Мы проходим мимо второй и третьей квартир, поднимаемся до следующего пролета, на восемь ступенек выше.
— Из этой двери тоже не выходит мужчина.
— Муж тети Хадичи…
— Он остался на войне?
— Нет, не на войне.
— Я знаю, мама, где он остался! Он остался «там»!
— Что ты хочешь этим сказать?
— Он поехал в тайгу, добывать нефть. И не вернулся. Ой, как там много болот! Многие могут там остаться насовсем…
Я это выговариваю одним духом, точно опасаясь, что она меня не дослушает.
— Хайдарчик, мой милый, не надо так говорить, — шепчет она, присев передо мной. — В твоем возрасте надо думать не о смерти, а о счастье. В тайгу едут счастливые и сильные!
— Ладно, мама.
— Кто же тебе рассказывает такие вещи?
— Большие мальчишки с нашего двора. Они все-все знают!
А вот сейчас я, взрослый парень, пишу ей:
«Здравствуй, родная!
Пора, пожалуй, мне, блудному сыну, отчитаться перед своей мамой.
Вот уже полтора месяца никто не будит меня по утрам и никто не подает на стол горячего кофе, все делаю сам и своими руками.
Сегодня мое домашнее дежурство. Оно обязывает к семи утра поджарить макароны и вскипятить чайник, а после завтрака убрать со стола и вымыть посуду.

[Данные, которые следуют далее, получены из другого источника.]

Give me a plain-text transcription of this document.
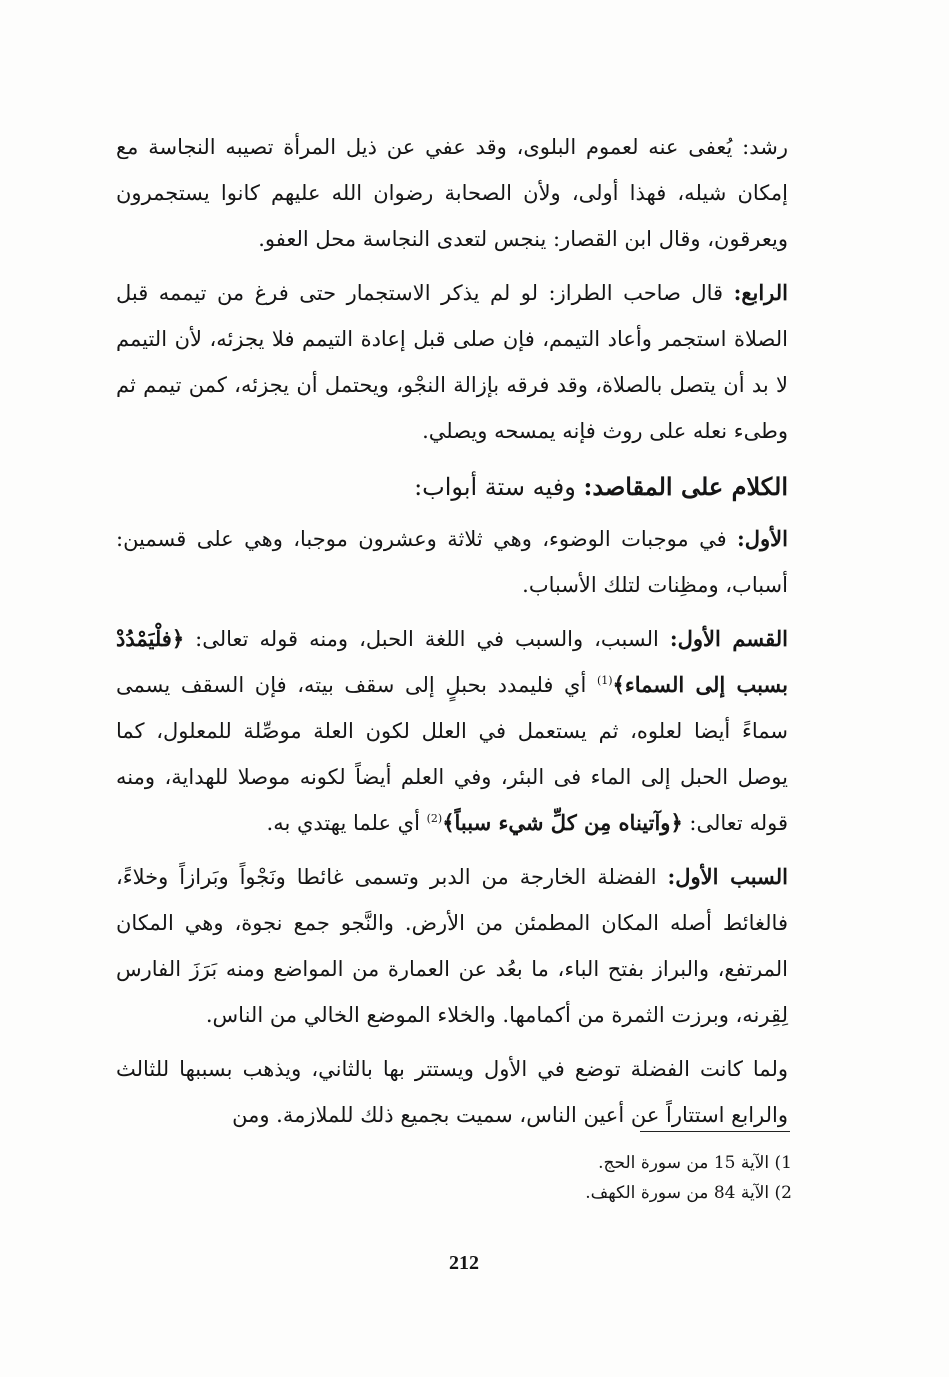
رشد: يُعفى عنه لعموم البلوى، وقد عفي عن ذيل المرأة تصيبه النجاسة مع إمكان شيله، فهذا أولى، ولأن الصحابة رضوان الله عليهم كانوا يستجمرون ويعرقون، وقال ابن القصار: ينجس لتعدى النجاسة محل العفو.

الرابع: قال صاحب الطراز: لو لم يذكر الاستجمار حتى فرغ من تيممه قبل الصلاة استجمر وأعاد التيمم، فإن صلى قبل إعادة التيمم فلا يجزئه، لأن التيمم لا بد أن يتصل بالصلاة، وقد فرقه بإزالة النجْو، ويحتمل أن يجزئه، كمن تيمم ثم وطىء نعله على روث فإنه يمسحه ويصلي.

الكلام على المقاصد: وفيه ستة أبواب:

الأول: في موجبات الوضوء، وهي ثلاثة وعشرون موجبا، وهي على قسمين: أسباب، ومظِنات لتلك الأسباب.

القسم الأول: السبب، والسبب في اللغة الحبل، ومنه قوله تعالى: ﴿فلْيَمْدُدْ بسبب إلى السماء﴾$^{(1)}$ أي فليمدد بحبلٍ إلى سقف بيته، فإن السقف يسمى سماءً أيضا لعلوه، ثم يستعمل في العلل لكون العلة موصِّلة للمعلول، كما يوصل الحبل إلى الماء فى البئر، وفي العلم أيضاً لكونه موصلا للهداية، ومنه قوله تعالى: ﴿وآتيناه مِن كلِّ شيء سبباً﴾$^{(2)}$ أي علما يهتدي به.

السبب الأول: الفضلة الخارجة من الدبر وتسمى غائطا ونَجْواً وبَرازاً وخلاءً، فالغائط أصله المكان المطمئن من الأرض. والنَّجو جمع نجوة، وهي المكان المرتفع، والبراز بفتح الباء، ما بعُد عن العمارة من المواضع ومنه بَرَزَ الفارس لِقِرنه، وبرزت الثمرة من أكمامها. والخلاء الموضع الخالي من الناس.

ولما كانت الفضلة توضع في الأول ويستتر بها بالثاني، ويذهب بسببها للثالث والرابع استتاراً عن أعين الناس، سميت بجميع ذلك للملازمة. ومن

1) الآية 15 من سورة الحج.

2) الآية 84 من سورة الكهف.

212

Еще меня научили мастерски мыть полы, но, по-моему, это занятие для тех, кто боится ожирения. Это в прошлом. С тех пор как началась обкатка оборудования, нас всех отстранили от половых тряпочек, и, не скрою, это меня ужасно обрадовало.
Работаю дежурным слесарем в цехе, где вскоре из нефти начнут производить карбамид — отличное удобрение. Кроме нас, слесарей, тут вкалывают химики.